Articles

Convolution Neural Network

by Xander Cage AI Trainer

What is CNN?

The neural nets exist and in addition to that an image is convoluted, converted in pixel level and studied, converted and a max pooling, this entire thing is known as convolution + pooling layers. A fully connected layer of flattened structure of NumPy array and a hidden layer is then classified into various classes as binary or based on no.of outcomes. In the first layer, we try to understand what each image pixel tries to account for using various filters and then we flatten them and pass it to a neural network, then it goes to a classifier. Want to become a master in Artificial Intelligence check out this Artificial Intelligence Training.

The visual context will go through each and every part of the image and try to understand what is present in each area of the image. The output should be in the form of the class. 

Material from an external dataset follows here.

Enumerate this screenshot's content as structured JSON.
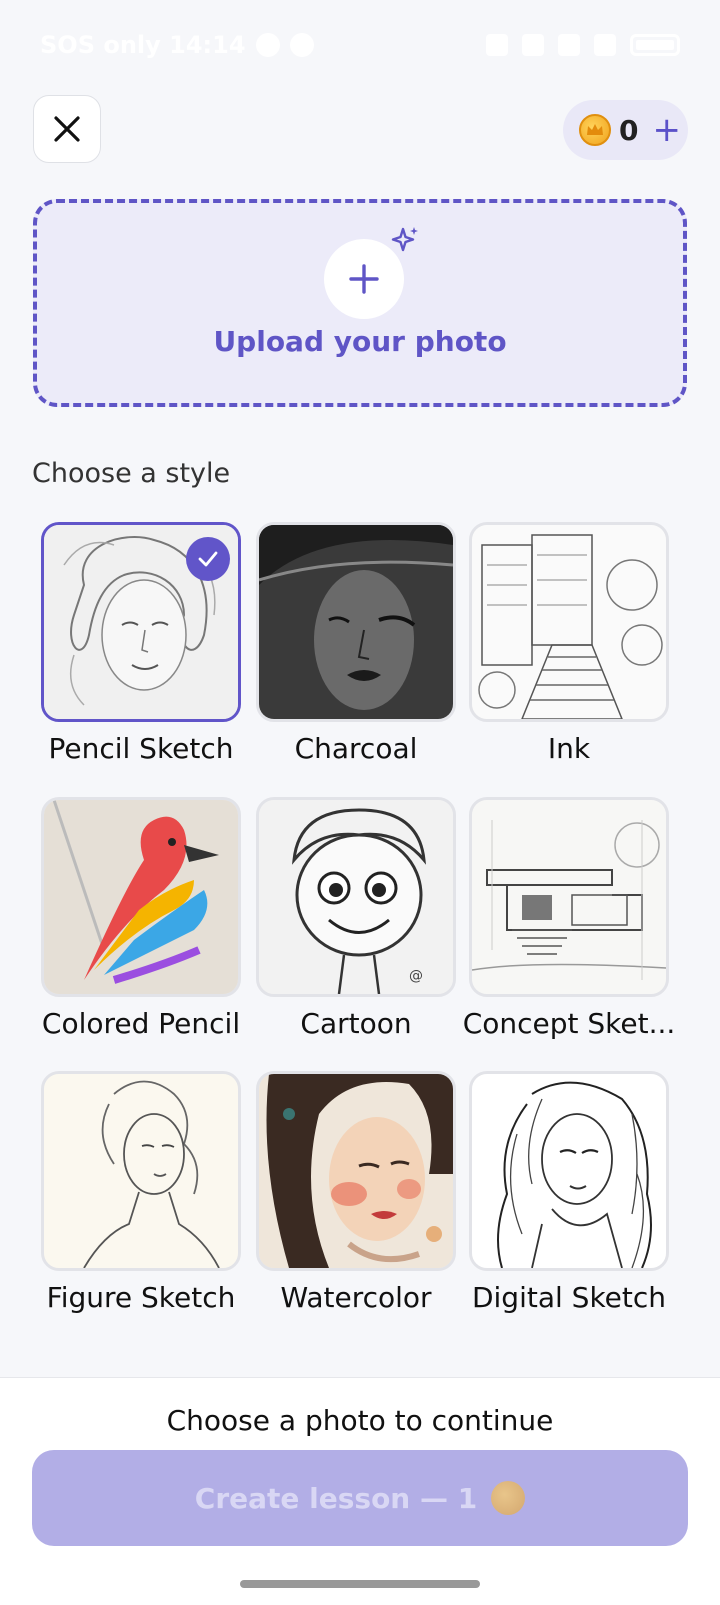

Convolutional Neural Network Architecture:

Convolution layer: Here we try to decompose RGB to a multidimensional layer, and apply a filter to each layer. A filter tries to learn all the combinations present in the RGB layer. A strider is used to stride to each matrix in the image. We try to understand this image using a convolution strider.

CNN – Arch :
Given an input image, it goes to convolution+Relu, each area has a 3D, RGB, then it goes to the next pooling layer where it shrinks the max value and this cycle keeps repeating. This is the learning process. We try to classify the values and then we have to apply neural nets and try to figure out what the actual image is. Given that it is a car, softmax gives a value of 0 to 1, the probability of the maximum is identified as the car.
Important aspects of CNN:
The important aspects of CNN are filters, receptive field, stride, padding, pooling, and ReLU layers.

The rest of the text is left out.